C’est en pleine maturité que, traversée par l’art, Marcelle rencontre Ben Banay, un artiste israélien aux trois pays, aux trois noms, aux trois métiers (peintre, maître verrier et graveur) dont elle a écrit la biographie et avec lequel elle a partagé sa vie2.

Elle s’est mise aussi à son écoute ; il préférait conserver ses secrets et ses traumatismes tout en lui proposant de s’exprimer autrement, de naviguer en sa compagnie dans l’univers artistique, dans le monde de la l’art et de la création.

Il ne sera donc pas exagéré de prétendre que Marcelle Geber aura parfaitement su s’engager dans la démarche transculturelle. Et que le complémentarisme lui aura toujours permis de faire obstacle aux « bons sentiments » !

C’est pourquoi nous pouvons aujourd’hui (2 juillet 2012) la saluer chaleureusement en souhaitant qu’elle reste amusée par les manifestations surprenantes et parfois dérangeantes de l’inconscient qui la rendent si vivante.
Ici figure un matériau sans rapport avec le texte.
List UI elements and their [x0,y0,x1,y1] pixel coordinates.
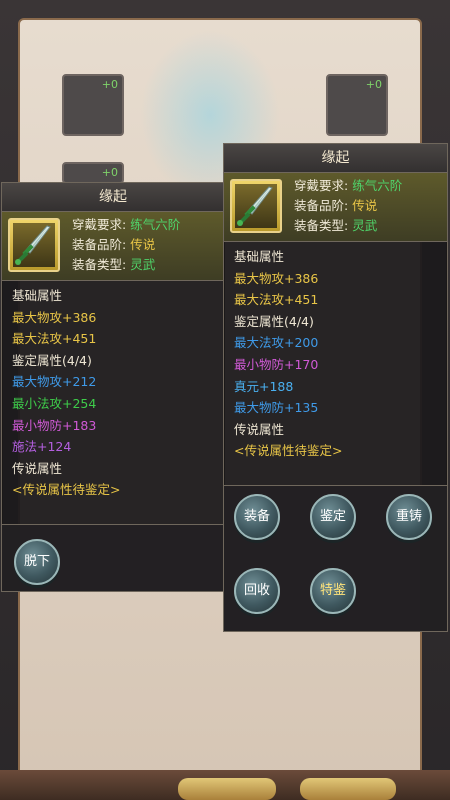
slot-bonus: +0 [101,78,118,91]
stat-line: 最小物防+183 [12,417,97,433]
type-label: 装备类型: [294,218,349,233]
equip-slot[interactable]: +0 [326,74,388,136]
type-label: 装备类型: [72,257,127,272]
stat-line: 最小法攻+254 [12,395,97,411]
compare-item-tooltip: 缘起 穿戴要求: 练气六阶 装备品阶: 传说 装备类型: 灵武 基础属性 最大物… [223,143,448,632]
unequip-button[interactable]: 脱下 [14,539,60,585]
stat-line: 施法+124 [12,439,72,455]
reforge-button[interactable]: 重铸 [386,494,432,540]
slot-bonus: +0 [365,78,382,91]
stat-line: 基础属性 [12,288,63,303]
stat-list: 基础属性 最大物攻+386 最大法攻+451 鉴定属性(4/4) 最大法攻+20… [224,242,447,462]
stat-line: 传说属性 [234,421,285,437]
action-bar: 装备 鉴定 重铸 回收 特鉴 [224,485,447,631]
equipped-item-tooltip: 缘起 穿戴要求: 练气六阶 装备品阶: 传说 装备类型: 灵武 基础属性 最大物… [1,182,225,592]
stat-line: 传说属性 [12,460,63,476]
grade-value: 传说 [130,237,156,252]
item-name: 缘起 [2,183,224,212]
grade-label: 装备品阶: [72,237,127,252]
recycle-button[interactable]: 回收 [234,568,280,614]
stat-line: 最小物防+170 [234,356,319,372]
equip-button[interactable]: 装备 [234,494,280,540]
stat-line: 鉴定属性(4/4) [234,313,314,329]
slot-bonus: +0 [101,166,118,179]
stat-line: <传说属性待鉴定> [234,443,343,459]
sword-icon [230,179,282,233]
bottom-button-2[interactable] [300,778,396,800]
equip-slot[interactable]: +0 [62,162,124,184]
stat-line: 最大法攻+451 [12,331,97,347]
grade-label: 装备品阶: [294,198,349,213]
item-summary: 穿戴要求: 练气六阶 装备品阶: 传说 装备类型: 灵武 [2,212,224,281]
stat-line: <传说属性待鉴定> [12,482,121,498]
stat-line: 最大物攻+386 [234,270,319,286]
type-value: 灵武 [130,257,156,272]
stat-list: 基础属性 最大物攻+386 最大法攻+451 鉴定属性(4/4) 最大物攻+21… [2,281,224,501]
item-summary: 穿戴要求: 练气六阶 装备品阶: 传说 装备类型: 灵武 [224,173,447,242]
stat-line: 最大法攻+451 [234,292,319,308]
stat-line: 鉴定属性(4/4) [12,352,92,368]
stat-line: 最大物攻+212 [12,374,97,390]
wear-requirement-label: 穿戴要求: [294,178,349,193]
stat-line: 最大法攻+200 [234,335,319,351]
stat-line: 最大物攻+386 [12,309,97,325]
item-requirements: 穿戴要求: 练气六阶 装备品阶: 传说 装备类型: 灵武 [72,215,180,275]
item-name: 缘起 [224,144,447,173]
special-appraise-button[interactable]: 特鉴 [310,568,356,614]
stat-line: 真元+188 [234,378,294,394]
stat-line: 基础属性 [234,249,285,264]
equip-slot[interactable]: +0 [62,74,124,136]
action-bar: 脱下 [2,524,224,591]
type-value: 灵武 [352,218,378,233]
sword-icon [8,218,60,272]
item-requirements: 穿戴要求: 练气六阶 装备品阶: 传说 装备类型: 灵武 [294,176,402,236]
stat-line: 最大物防+135 [234,400,319,416]
bottom-button-1[interactable] [178,778,276,800]
wear-requirement-label: 穿戴要求: [72,217,127,232]
wear-requirement-value: 练气六阶 [352,178,403,193]
grade-value: 传说 [352,198,378,213]
appraise-button[interactable]: 鉴定 [310,494,356,540]
wear-requirement-value: 练气六阶 [130,217,181,232]
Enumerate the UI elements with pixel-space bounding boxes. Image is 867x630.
De telle sorte que nous puissions toujours l’entendre en rire avec malice.

Car Marcelle, c’est un mélange d’étonnement juvénile et de grande impatience, ce qui ne l’éloigne pas pour autant d’une parfaite lucidité. Marcelle naturellement contestataire sans jamais hausser le ton, sans agressivité.

Ah si vous aviez pu entendre toutes les questions et les doutes de Marcelle pourtant si déterminée… Amoureuse du soleil, de la mer… combien de fois a-t-elle voulu prendre le grand large en mettant le cap sur la Grèce qui l’apaise ?

Nous sommes si heureux de la compter dans notre entourage, si fiers de ses contributions et de son engagement dans la revue L’autre.

Entourée de ses amis, de ses collègues et de sa famille, je ne doute pas qu’elle se réjouisse d’avoir provoqué aujourd’hui notre rencontre.

Nous, qui sommes venus sans hésitation pour la saluer à l’occasion de sa nomination à l’ordre de « chevalier de la légion d’honneur ».

  1. Cf. L’autre 2003 ; 4(3).
  2. Ben Banay, artiste aux trois pays, aux trois noms, peintre, graveur, maître verrier. Editions les Equipages ; 2011. Marcelle Geber, Banay.